The risk of undergoing active treatment, that is, surgery, was estimated to
3.1/100 PYs in macroadenomas and 0.4/100 PYs in microadenomas,
both estimates were associated with small to medium heterogeneity. This is an
obvious important outcome and to our knowledge this is the first time for a
systematic review to report on this outcome. As described previously [3] surgery may be performed due to chiasma
pressure or for recovery of pituitary function, with the later not being
practiced all places, which may contribute to the differences in estimates.
Secondary outcomes
Tumor shrinkage was reported with an incidence of 3.7/100 PYs and in
comparison, the risk of growth was 1.8/100 PYs in microadenomas.

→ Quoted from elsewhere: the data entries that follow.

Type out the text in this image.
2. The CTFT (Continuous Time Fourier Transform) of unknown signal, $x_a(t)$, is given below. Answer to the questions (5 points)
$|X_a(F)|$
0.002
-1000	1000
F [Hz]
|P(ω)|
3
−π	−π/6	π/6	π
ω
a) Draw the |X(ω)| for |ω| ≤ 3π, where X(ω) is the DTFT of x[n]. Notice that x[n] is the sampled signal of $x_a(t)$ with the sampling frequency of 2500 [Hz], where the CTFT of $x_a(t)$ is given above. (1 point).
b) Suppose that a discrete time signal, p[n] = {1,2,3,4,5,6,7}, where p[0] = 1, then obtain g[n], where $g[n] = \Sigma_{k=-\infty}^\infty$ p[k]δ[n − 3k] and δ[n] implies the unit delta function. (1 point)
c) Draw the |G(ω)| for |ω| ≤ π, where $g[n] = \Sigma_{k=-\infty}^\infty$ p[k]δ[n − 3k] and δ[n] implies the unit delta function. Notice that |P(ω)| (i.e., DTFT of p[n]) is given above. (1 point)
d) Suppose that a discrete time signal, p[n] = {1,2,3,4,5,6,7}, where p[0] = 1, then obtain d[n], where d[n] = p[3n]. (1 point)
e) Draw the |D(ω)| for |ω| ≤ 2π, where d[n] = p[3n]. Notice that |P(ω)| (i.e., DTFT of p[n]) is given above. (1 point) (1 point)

Pituitary apoplexies are often associated with shrinkage of tumor size; however,
this was only observed in 0.4/100 PYs and is unlikely to explain the
high incidence of tumor shrinkage. The definition of shrinkage was rarely
reported, and it is possible that studies using as little as 1 or 2 mm
as cut offs for growth or shrinkage may report higher incidence of change in
tumor size due to misreading.
Perspectives
Guidelines from the Endocrine Society on pituitary incidentalomas recommend that
microadenomas should have a repeat MRI-scan after 1 year, and if the
incidentaloma does not change in size, then every 1–2 years the
following three years and subsequently with gradually less frequency [40]. With stable size of the microadenoma,
regular endocrine assessment is not recommended, reflecting the association
between tumor size and risk of pituitary endocrine failure. The current findings
strongly support differentiated follow-up of patients with microadenomas
compared to macroadenomas. Clinically relevant growth in microadenomas is rare
and resources should primarily be allocated to follow-up of macroadenomas with
higher risk of growth, surgery and failure of endocrine function. Predicting
growth behavior in NFPTs prior to pathological classification remains primarily
based on tumor size and tumor behavior in terms of aggressiveness and
invasiveness. The current systematic review identifies a low risk of growth, low
risk of new endocrinopathies and low risk of surgical interventions in patients
with microadenomas and we suggest that patients with normal endocrine function
at baseline and no signs of tumor growth at a two- or three-year MRI follow-up
could end any further assessment of pituitary function or size. This would apply
to well informed patients that would be able to respond to symptoms associated
with tumor growth, that is, visual disturbances or failure of pituitary
function, while less able patients may remain under some sort of endocrine
observation.
Conclusion
The risk of growth in NFPTs is lower than previously reported. In particular, the
low
risk of growth, new endocrine failure, or need for surgery is low in microadenomas
calling for shorter duration of follow-up than suggested by current guidelines.
Future studies with long follow-up and detailed description of endocrine function
and tumor characteristics are currently warranted in order to improve
pre-surgical/pre-pathological guidance on the risk of clinically relevant
outcomes, especially for macroadenomas.